The shape now should only have 14 columns. Yep. And we loaded it back up it doesn't have that index false or that unnamed zero new column.
So how to save your dfs as csvs with and without a new column called unnamed zero. Get that working before you move on. All right.
We're going to make a new df now with only three columns. Remember, we only need three columns as I kept saying. We just want the year.
We're going to make a new let's take that out. We're going to make a new df with just the three columns we want. We'll say pop three call df.
That's going to equal we're going back to the original now we're done with no null practice. Pop df. We want just these three columns.
You can just say this. These three columns. And it will automatically give you all rows.
You don't have to use lock or ilock. And it works. But you can also use lock or ilock.
So let's override this by saying all rows comma these columns and we're doing it on lock right because we're using the column names. That would also work. Boom there.
All right. Challenge. Make a new df called pop 2020 that only has the year 2020.
In other words, it's only going to have 18. No, it's only going to have countries. So from pop three call df right.
Make a new df called pop 2020 df. It just has the year 2020. Right.
So there's 200 of those. You'll know it works if you get 200. Well, you'll see the whole year column will be nothing but 2020s.
200 of them. There's 200 countries sampled in that year. So pause.
Try it. Come back when you're ready for the answer. Okay.
We're going to make a df called pop 2020. And that is going to be made from the pop three call df. But we're going to do one of those boolean checks.
We're going to say year. Right. We're putting in a filter condition here.
Year is 2020. So it's basically going to loop the dataset, the data frame row by row and look at every single year and check to see if year equals 2020. And if it does, that boolean is true.
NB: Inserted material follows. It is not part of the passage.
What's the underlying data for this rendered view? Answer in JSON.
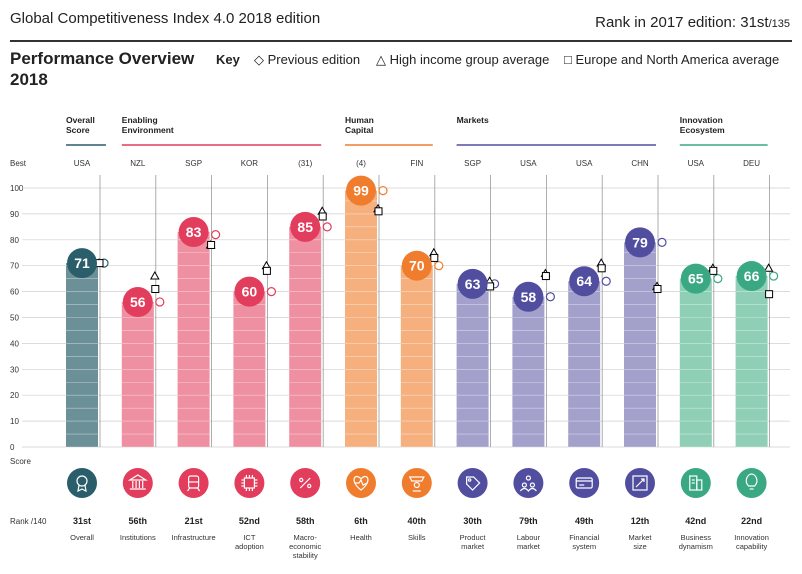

And that true row will go into the new result. So it's an accumulation of rows where the boolean inside the square brackets is true. Running gun.
Yep. 200 by three and they're all 2020s. 200 rows, meaning 200 countries, right? No countries in the same year twice, right? Everything's it's just unique country after unique country.
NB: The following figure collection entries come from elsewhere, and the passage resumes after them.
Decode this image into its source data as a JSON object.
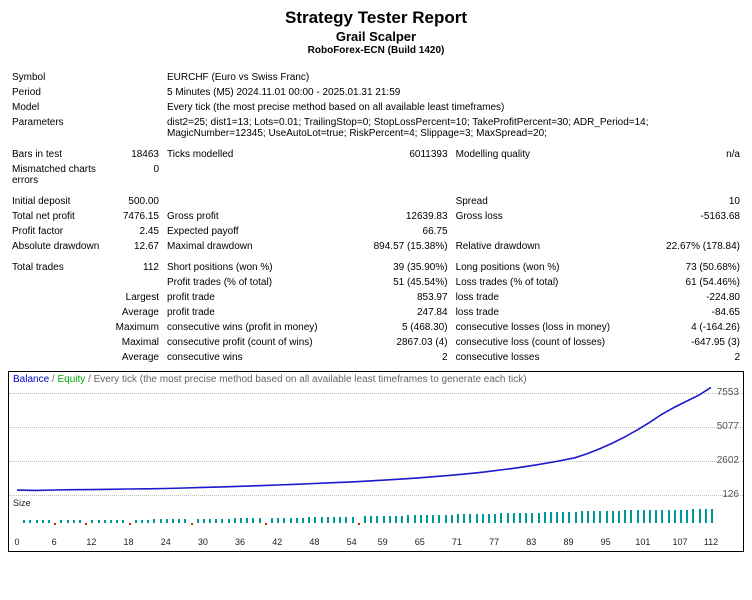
{
  "header": {
    "title": "Strategy Tester Report",
    "subtitle": "Grail Scalper",
    "build": "RoboForex-ECN (Build 1420)"
  },
  "info": {
    "symbol_lbl": "Symbol",
    "symbol_val": "EURCHF (Euro vs Swiss Franc)",
    "period_lbl": "Period",
    "period_val": "5 Minutes (M5) 2024.11.01 00:00 - 2025.01.31 21:59",
    "model_lbl": "Model",
    "model_val": "Every tick (the most precise method based on all available least timeframes)",
    "params_lbl": "Parameters",
    "params_val": "dist2=25; dist1=13; Lots=0.01; TrailingStop=0; StopLossPercent=10; TakeProfitPercent=30; ADR_Period=14; MagicNumber=12345; UseAutoLot=true; RiskPercent=4; Slippage=3; MaxSpread=20;",
    "bars_lbl": "Bars in test",
    "bars_val": "18463",
    "ticks_lbl": "Ticks modelled",
    "ticks_val": "6011393",
    "quality_lbl": "Modelling quality",
    "quality_val": "n/a",
    "mismatch_lbl": "Mismatched charts errors",
    "mismatch_val": "0",
    "deposit_lbl": "Initial deposit",
    "deposit_val": "500.00",
    "spread_lbl": "Spread",
    "spread_val": "10",
    "netprofit_lbl": "Total net profit",
    "netprofit_val": "7476.15",
    "grossprofit_lbl": "Gross profit",
    "grossprofit_val": "12639.83",
    "grossloss_lbl": "Gross loss",
    "grossloss_val": "-5163.68",
    "pf_lbl": "Profit factor",
    "pf_val": "2.45",
    "ep_lbl": "Expected payoff",
    "ep_val": "66.75",
    "absdd_lbl": "Absolute drawdown",
    "absdd_val": "12.67",
    "maxdd_lbl": "Maximal drawdown",
    "maxdd_val": "894.57 (15.38%)",
    "reldd_lbl": "Relative drawdown",
    "reldd_val": "22.67% (178.84)",
    "trades_lbl": "Total trades",
    "trades_val": "112",
    "short_lbl": "Short positions (won %)",
    "short_val": "39 (35.90%)",
    "long_lbl": "Long positions (won %)",
    "long_val": "73 (50.68%)",
    "pt_lbl": "Profit trades (% of total)",
    "pt_val": "51 (45.54%)",
    "lt_lbl": "Loss trades (% of total)",
    "lt_val": "61 (54.46%)",
    "largest_lbl": "Largest",
    "lpt_lbl": "profit trade",
    "lpt_val": "853.97",
    "llt_lbl": "loss trade",
    "llt_val": "-224.80",
    "avg_lbl": "Average",
    "apt_lbl": "profit trade",
    "apt_val": "247.84",
    "alt_lbl": "loss trade",
    "alt_val": "-84.65",
    "max_lbl": "Maximum",
    "mcw_lbl": "consecutive wins (profit in money)",
    "mcw_val": "5 (468.30)",
    "mcl_lbl": "consecutive losses (loss in money)",
    "mcl_val": "4 (-164.26)",
    "maxl_lbl": "Maximal",
    "mcp_lbl": "consecutive profit (count of wins)",
    "mcp_val": "2867.03 (4)",
    "mcls_lbl": "consecutive loss (count of losses)",
    "mcls_val": "-647.95 (3)",
    "avg2_lbl": "Average",
    "acw_lbl": "consecutive wins",
    "acw_val": "2",
    "acl_lbl": "consecutive losses",
    "acl_val": "2"
  },
  "chart": {
    "legend_balance": "Balance",
    "legend_equity": "Equity",
    "legend_rest": "/ Every tick (the most precise method based on all available least timeframes to generate each tick)",
    "size_lbl": "Size",
    "yticks": [
      126,
      2602,
      5077,
      7553
    ],
    "ylim": [
      0,
      8000
    ],
    "curve_color": "#1a1acc",
    "equity_color": "#00aa00",
    "bar_color": "#009999",
    "curve_points": [
      [
        0,
        500
      ],
      [
        3,
        480
      ],
      [
        6,
        510
      ],
      [
        9,
        530
      ],
      [
        12,
        540
      ],
      [
        15,
        560
      ],
      [
        18,
        580
      ],
      [
        21,
        600
      ],
      [
        24,
        620
      ],
      [
        27,
        655
      ],
      [
        30,
        700
      ],
      [
        33,
        735
      ],
      [
        36,
        780
      ],
      [
        39,
        820
      ],
      [
        42,
        870
      ],
      [
        45,
        920
      ],
      [
        48,
        980
      ],
      [
        51,
        1040
      ],
      [
        54,
        1100
      ],
      [
        57,
        1170
      ],
      [
        60,
        1250
      ],
      [
        63,
        1330
      ],
      [
        66,
        1430
      ],
      [
        69,
        1540
      ],
      [
        72,
        1660
      ],
      [
        75,
        1800
      ],
      [
        78,
        1960
      ],
      [
        81,
        2140
      ],
      [
        84,
        2350
      ],
      [
        87,
        2580
      ],
      [
        90,
        2850
      ],
      [
        92,
        3150
      ],
      [
        94,
        3500
      ],
      [
        96,
        3900
      ],
      [
        98,
        4350
      ],
      [
        100,
        4850
      ],
      [
        102,
        5400
      ],
      [
        104,
        6000
      ],
      [
        106,
        6500
      ],
      [
        108,
        6950
      ],
      [
        110,
        7400
      ],
      [
        112,
        7970
      ]
    ],
    "xticks": [
      0,
      6,
      12,
      18,
      24,
      30,
      36,
      42,
      48,
      54,
      59,
      65,
      71,
      77,
      83,
      89,
      95,
      101,
      107,
      112
    ],
    "xlim": [
      0,
      112
    ],
    "bars": [
      [
        1,
        3
      ],
      [
        2,
        3
      ],
      [
        3,
        3
      ],
      [
        4,
        3
      ],
      [
        5,
        3
      ],
      [
        6,
        -2
      ],
      [
        7,
        3
      ],
      [
        8,
        3
      ],
      [
        9,
        3
      ],
      [
        10,
        3
      ],
      [
        11,
        -2
      ],
      [
        12,
        3
      ],
      [
        13,
        3
      ],
      [
        14,
        3
      ],
      [
        15,
        3
      ],
      [
        16,
        3
      ],
      [
        17,
        3
      ],
      [
        18,
        -2
      ],
      [
        19,
        3
      ],
      [
        20,
        3
      ],
      [
        21,
        3
      ],
      [
        22,
        4
      ],
      [
        23,
        4
      ],
      [
        24,
        4
      ],
      [
        25,
        4
      ],
      [
        26,
        4
      ],
      [
        27,
        4
      ],
      [
        28,
        -2
      ],
      [
        29,
        4
      ],
      [
        30,
        4
      ],
      [
        31,
        4
      ],
      [
        32,
        4
      ],
      [
        33,
        4
      ],
      [
        34,
        4
      ],
      [
        35,
        5
      ],
      [
        36,
        5
      ],
      [
        37,
        5
      ],
      [
        38,
        5
      ],
      [
        39,
        5
      ],
      [
        40,
        -2
      ],
      [
        41,
        5
      ],
      [
        42,
        5
      ],
      [
        43,
        5
      ],
      [
        44,
        5
      ],
      [
        45,
        5
      ],
      [
        46,
        5
      ],
      [
        47,
        6
      ],
      [
        48,
        6
      ],
      [
        49,
        6
      ],
      [
        50,
        6
      ],
      [
        51,
        6
      ],
      [
        52,
        6
      ],
      [
        53,
        6
      ],
      [
        54,
        6
      ],
      [
        55,
        -2
      ],
      [
        56,
        7
      ],
      [
        57,
        7
      ],
      [
        58,
        7
      ],
      [
        59,
        7
      ],
      [
        60,
        7
      ],
      [
        61,
        7
      ],
      [
        62,
        7
      ],
      [
        63,
        8
      ],
      [
        64,
        8
      ],
      [
        65,
        8
      ],
      [
        66,
        8
      ],
      [
        67,
        8
      ],
      [
        68,
        8
      ],
      [
        69,
        8
      ],
      [
        70,
        8
      ],
      [
        71,
        9
      ],
      [
        72,
        9
      ],
      [
        73,
        9
      ],
      [
        74,
        9
      ],
      [
        75,
        9
      ],
      [
        76,
        9
      ],
      [
        77,
        9
      ],
      [
        78,
        10
      ],
      [
        79,
        10
      ],
      [
        80,
        10
      ],
      [
        81,
        10
      ],
      [
        82,
        10
      ],
      [
        83,
        10
      ],
      [
        84,
        10
      ],
      [
        85,
        11
      ],
      [
        86,
        11
      ],
      [
        87,
        11
      ],
      [
        88,
        11
      ],
      [
        89,
        11
      ],
      [
        90,
        11
      ],
      [
        91,
        12
      ],
      [
        92,
        12
      ],
      [
        93,
        12
      ],
      [
        94,
        12
      ],
      [
        95,
        12
      ],
      [
        96,
        12
      ],
      [
        97,
        12
      ],
      [
        98,
        13
      ],
      [
        99,
        13
      ],
      [
        100,
        13
      ],
      [
        101,
        13
      ],
      [
        102,
        13
      ],
      [
        103,
        13
      ],
      [
        104,
        13
      ],
      [
        105,
        13
      ],
      [
        106,
        13
      ],
      [
        107,
        13
      ],
      [
        108,
        13
      ],
      [
        109,
        14
      ],
      [
        110,
        14
      ],
      [
        111,
        14
      ],
      [
        112,
        14
      ]
    ]
  }
}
Let's get the top 10 of those populations. That's easy enough. Just say square 10, right? There it is.
There's your 10 most populous nations. We could also save that top 10,2020 df. If you get the shape of that, of course, it's 10, right? It's not 200 anymore.
It's 10, three. Because you said, I just want the top 10. We had all 200 of them and said, okay, let's just shave off the top 10.
It's already sorted by population. So that's your top 10 leaderboard for 2020 in population. Now, if you have a column where every piece of data is exactly the same, like a year column, you can probably drop the column.
You just know the year and that's it. You don't need to keep 200, you know, 100 or 10 copies of the same piece of data. So what we're going to do is drop the year column.
So since it only has one value, now you could drop the column or you could just take a slice, make a new df where you just slice off country and population and don't keep the year. So let's do that. We're just going to re-declare it, except this time we're going to say, let's shave it down a little bit more, right? We shaved it to three countries or three, excuse me.
We shaved it to three columns. Now we're shaving it to two columns. And now we've whittled that shape down to 10 by two.
I think where we came from, 4,195 × 14, now it's 10 by two. And believe it or not, we're going to make it even smaller than that. We're going to move the, we're going to take the countries and move them over to become the index.
And the reason for that is because we're going to do that horizontal bar like we did with the parental edu. And the bars will show as their ticks, their, their identifiers or labels, the index. And if the index is numbers, you would just see these bars with numbers next to them.
They wouldn't have countries next to them. We're going to take the country column and reassign it as the index so that our bars can be labeled.